Popular Nba Star
Hill was selected by the Detroit Pistons as the third overall pick of the 1994 NBA draft, signing an eight-year contract worth $45 million. He also signed a lucrative endorsement deal with Fila. Originally contracting with Fila for $6 million a year, in 1997 Hill resigned with the athletic wear company for $80 million over seven years. During his rookie season Hill averaged 19.9 points and 5.0 assists per game. Always a crowd favorite, he became the first rookie ever to lead the league in voting for All-Star Game, and he was named the 1995 co-Rookie of the Year, with Jason Kidd, and to the NBA All-Rookie First Team. During the 1995-96 season Hill continued to post excellent numbers and once again led all players in votes for the All-Star Game.

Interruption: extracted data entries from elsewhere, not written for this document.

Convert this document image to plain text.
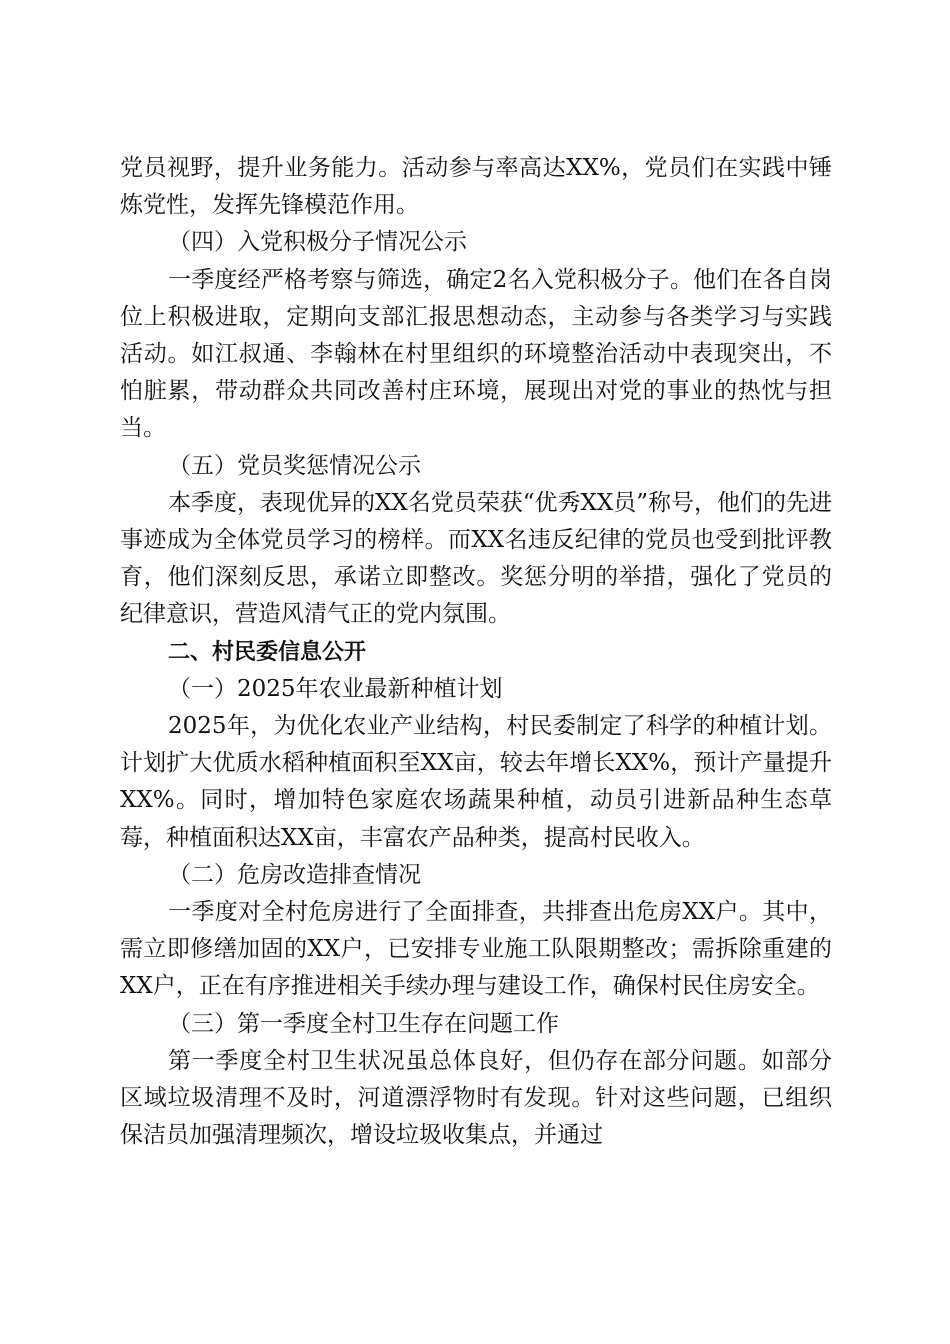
党员视野，提升业务能力。活动参与率高达XX%，党员们在实践中锤炼党性，发挥先锋模范作用。

（四）入党积极分子情况公示

一季度经严格考察与筛选，确定2名入党积极分子。他们在各自岗位上积极进取，定期向支部汇报思想动态，主动参与各类学习与实践活动。如江叔通、李翰林在村里组织的环境整治活动中表现突出，不怕脏累，带动群众共同改善村庄环境，展现出对党的事业的热忱与担当。

（五）党员奖惩情况公示

本季度，表现优异的XX名党员荣获“优秀XX员”称号，他们的先进事迹成为全体党员学习的榜样。而XX名违反纪律的党员也受到批评教育，他们深刻反思，承诺立即整改。奖惩分明的举措，强化了党员的纪律意识，营造风清气正的党内氛围。

二、村民委信息公开

（一）2025年农业最新种植计划

2025年，为优化农业产业结构，村民委制定了科学的种植计划。计划扩大优质水稻种植面积至XX亩，较去年增长XX%，预计产量提升XX%。同时，增加特色家庭农场蔬果种植，动员引进新品种生态草莓，种植面积达XX亩，丰富农产品种类，提高村民收入。

（二）危房改造排查情况

一季度对全村危房进行了全面排查，共排查出危房XX户。其中，需立即修缮加固的XX户，已安排专业施工队限期整改；需拆除重建的XX户，正在有序推进相关手续办理与建设工作，确保村民住房安全。

（三）第一季度全村卫生存在问题工作

第一季度全村卫生状况虽总体良好，但仍存在部分问题。如部分区域垃圾清理不及时，河道漂浮物时有发现。针对这些问题，已组织保洁员加强清理频次，增设垃圾收集点，并通过
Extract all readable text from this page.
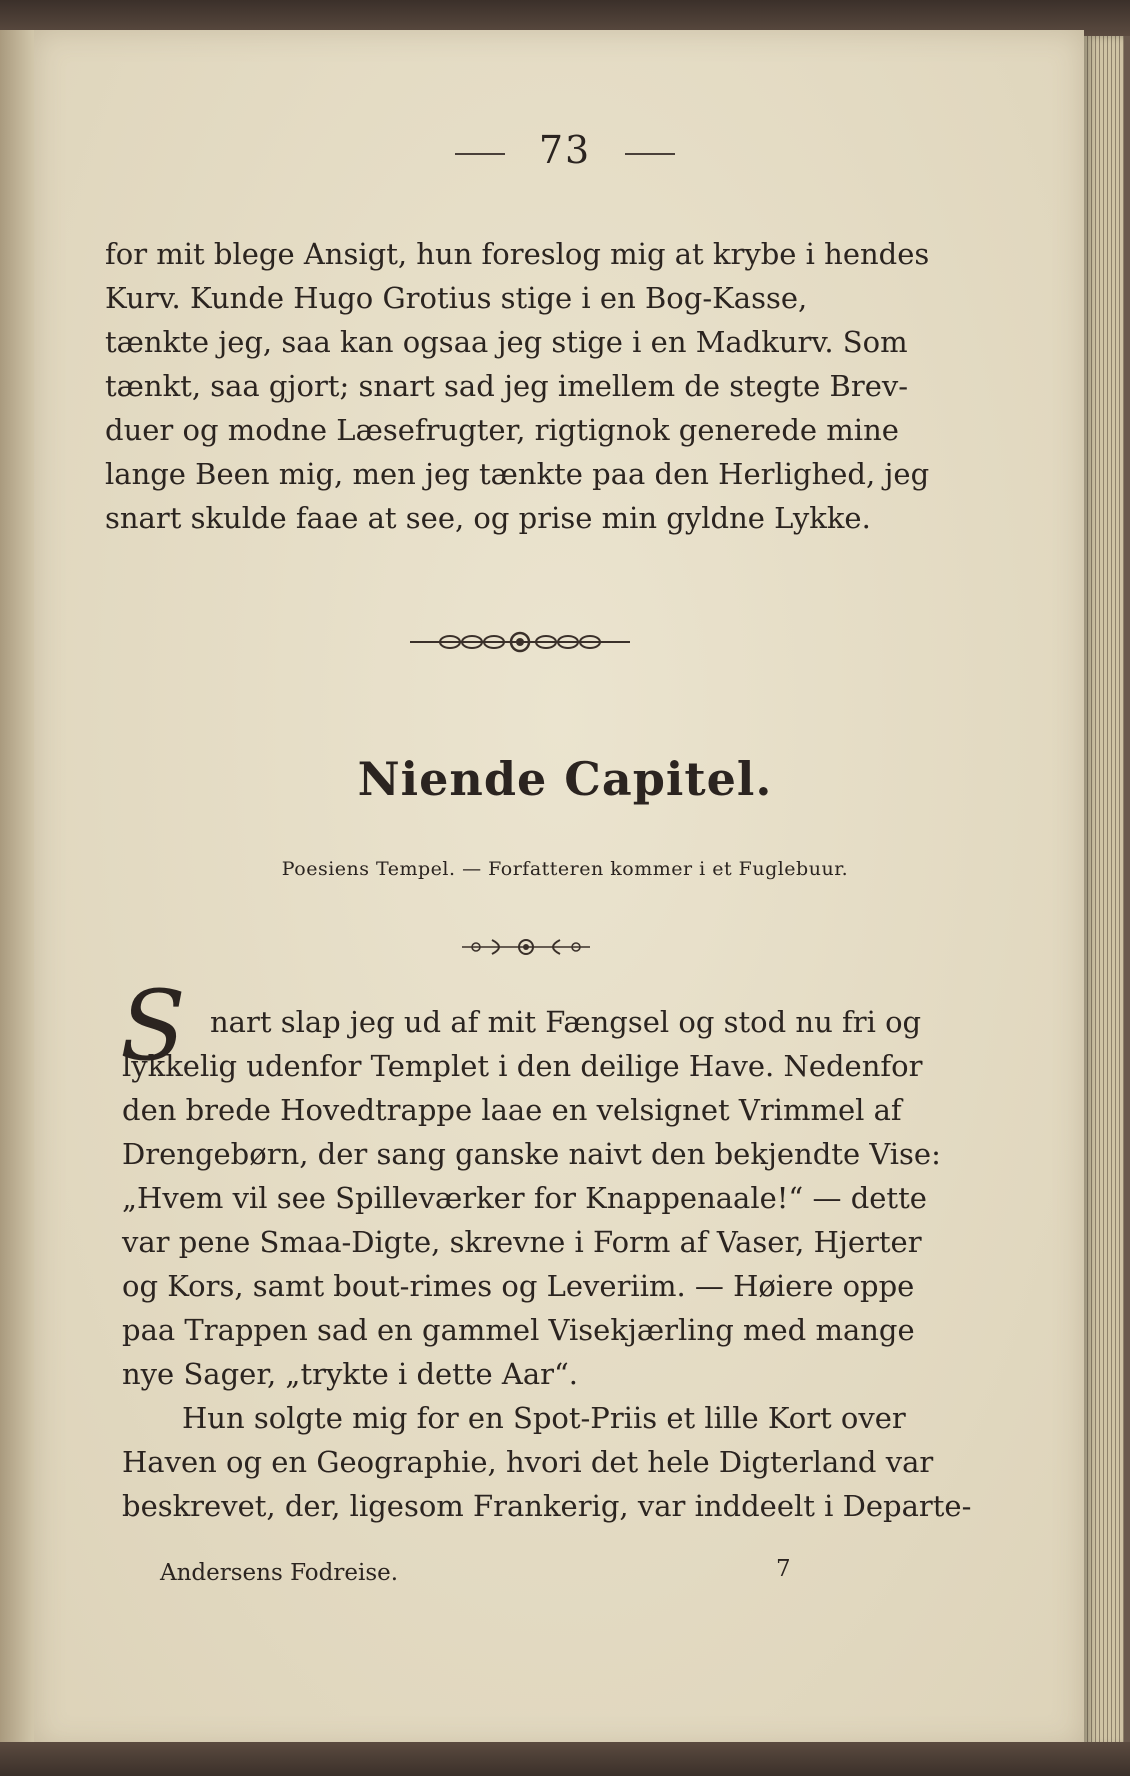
73
for mit blege Ansigt, hun foreslog mig at krybe i hendes
Kurv. Kunde Hugo Grotius stige i en Bog-Kasse,
tænkte jeg, saa kan ogsaa jeg stige i en Madkurv. Som
tænkt, saa gjort; snart sad jeg imellem de stegte Brev-
duer og modne Læsefrugter, rigtignok generede mine
lange Been mig, men jeg tænkte paa den Herlighed, jeg
snart skulde faae at see, og prise min gyldne Lykke.
Niende Capitel.
Poesiens Tempel. — Forfatteren kommer i et Fuglebuur.
S nart slap jeg ud af mit Fængsel og stod nu fri og
lykkelig udenfor Templet i den deilige Have. Nedenfor
den brede Hovedtrappe laae en velsignet Vrimmel af
Drengebørn, der sang ganske naivt den bekjendte Vise:
„Hvem vil see Spilleværker for Knappenaale!“ — dette
var pene Smaa-Digte, skrevne i Form af Vaser, Hjerter
og Kors, samt bout-rimes og Leveriim. — Høiere oppe
paa Trappen sad en gammel Visekjærling med mange
nye Sager, „trykte i dette Aar“.
Hun solgte mig for en Spot-Priis et lille Kort over
Haven og en Geographie, hvori det hele Digterland var
beskrevet, der, ligesom Frankerig, var inddeelt i Departe-
Andersens Fodreise.	7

Over the next several seasons, Hill continued to lead the Pistons. Although the team was not competitive in the postseason, Hill earned a reputation as one of the most athletically gifted players in the NBA. Because he didn't drink, smoke, party, use excessive foul language, or cause trouble on or off the court, he was also living up to his reputation as the ultimate NBA "good guy." During a time when the media was raving against the numerous incidents of bad behavior by players in and out of uniform, Hill's good manners and self-effacing attitude was a breath of fresh air for the NBA's image.
The 1997-98 season proved challenging for Hill, who struggled with the team's poor record, 37-45, and the controversial firing of Piston coach Doug Collins. During the 1999 player lockout Hill was criticized by other players for not taking a strong enough stand in favor of the NBA players' union. Despite the feeling the pressure of his position as leader of a losing team, Hill continued to play well, scoring more 21 points per game in both the 1997-98 and 1998-1999 seasons. During the 1999-2000 season the Pistons made it into the playoffs, with Hill averaging a career-high 25.8 points, 6.6 rebounds, and 5.2 assists per game.